Regardless of whether we conceive of personhood as something spiritual or something rooted in the natural world, we mean by the concept of "person" something which should lead us to constrain our behavior. That is, we feel obligations in the presence of persons. We feel that at least we should not kill or even cause unnecessary pain to persons. Most of us would say we also should not lie to or steal from another person, and that, in general, we should accord every person the same rights that we expect to have extended to us in so far as that person can exercise that right.
Immanuel Kant taught that we should always treat persons as ends in themselves and never as means only. In other words, it is morally wrong to use persons as mere means; we must always treat them as having intrinsic value. In Western capitalist culture we are accustomed to believing that the creator or discoverer of something is its owner and thus has the authority to use it or dispose of it. Blade Runner and Do Androids Dream of Electric Sheep? carry that belief to its logical conclusion in the context not only of the modern world but of the future. This belief that ownership gives an absolute right of disposal of and authority over the owned has defined the relationships of father and child, husband and wife, master and slave in the past; in our times we have denied this belief in relation to those kinds of persons.
The belief that we have the right to use and dispose of what we own in any way we like, and that we own whatever we make, is still lurking to trap us in a morally untenable situation, because we still have not adequately reflected upon what it means to be a person nor appropriately extended the status of personhood. The abortion rights debate is really over whether personhood can appropriately be extended to fetuses. Blade Runner prompts us to wonder if the concept should not be extended beyond the conventional human and even to the non-human.
Science fiction has long operated on the premise that personhood cannot be confined to the human species, because science fiction writers have long understood that intelligence is to be respected wherever it is found.

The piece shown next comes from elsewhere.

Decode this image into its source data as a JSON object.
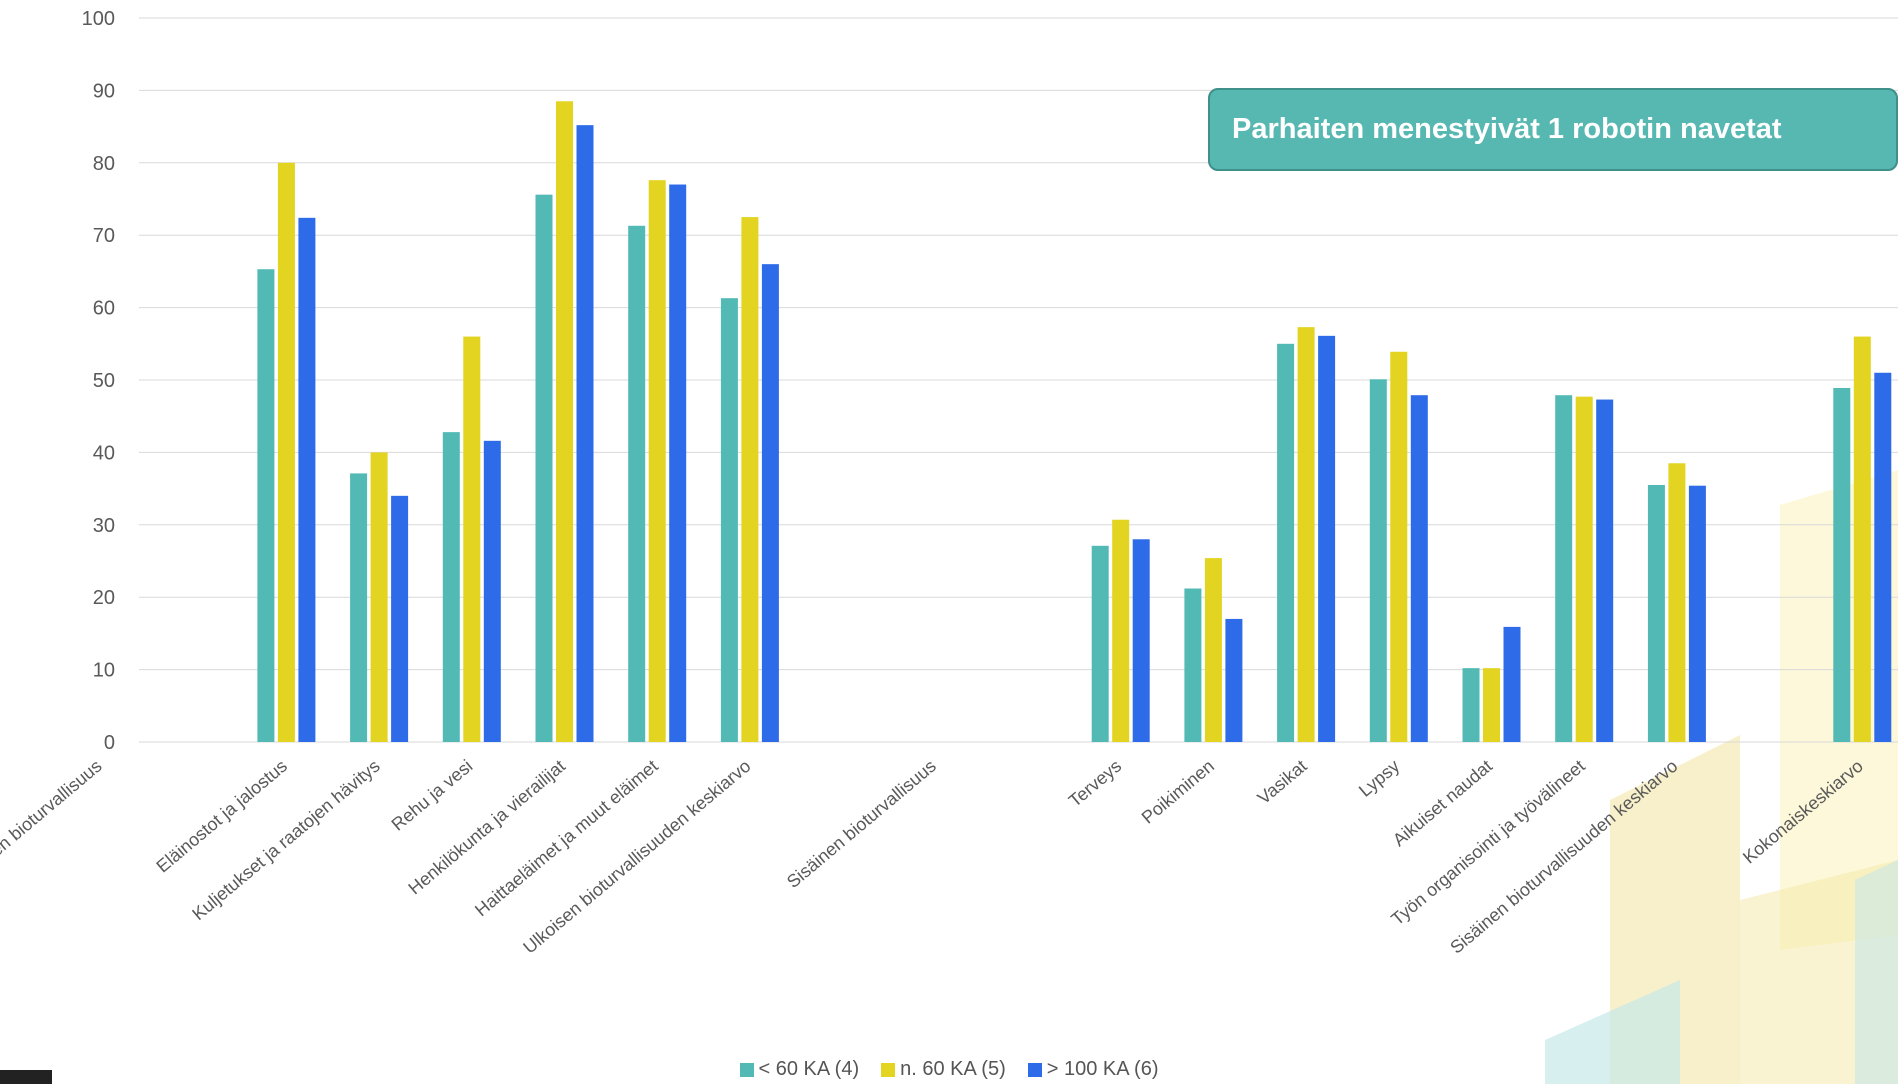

Intelligent beings, of course, are the rational, self-conscious, purposive beings we have described as persons.
But extending personhood to the non-human or the unconventionally human is no longer an activity that should be confined to the art of the science fiction writer; it must be seriously contemplated by scientists and lay persons in respect to any endeavor dealing with consciousness. If chimpanzees, gorillas, dolphins, whales, etc., meet the criteria of personness to the same degree as some humans, why should they not be extended the same moral and legal rights? Or conversely, if we deny such moral and legal rights to highly intelligent animals, why should we not deny them to some types of humans? Both questions have far reaching implications for the way we view ourselves and how we engage in much scientific and commercial enterprise. Animal behaviorists and medical researchers using animals must consider whether their subjects might meet the criteria for personhood. If they think they might meet those criteria, then they must either stop their research or proceed as though they were dealing with human subjects. Medical scientists and the public must consider the implications for personhood of their life-saving, life-altering or live-creating technology.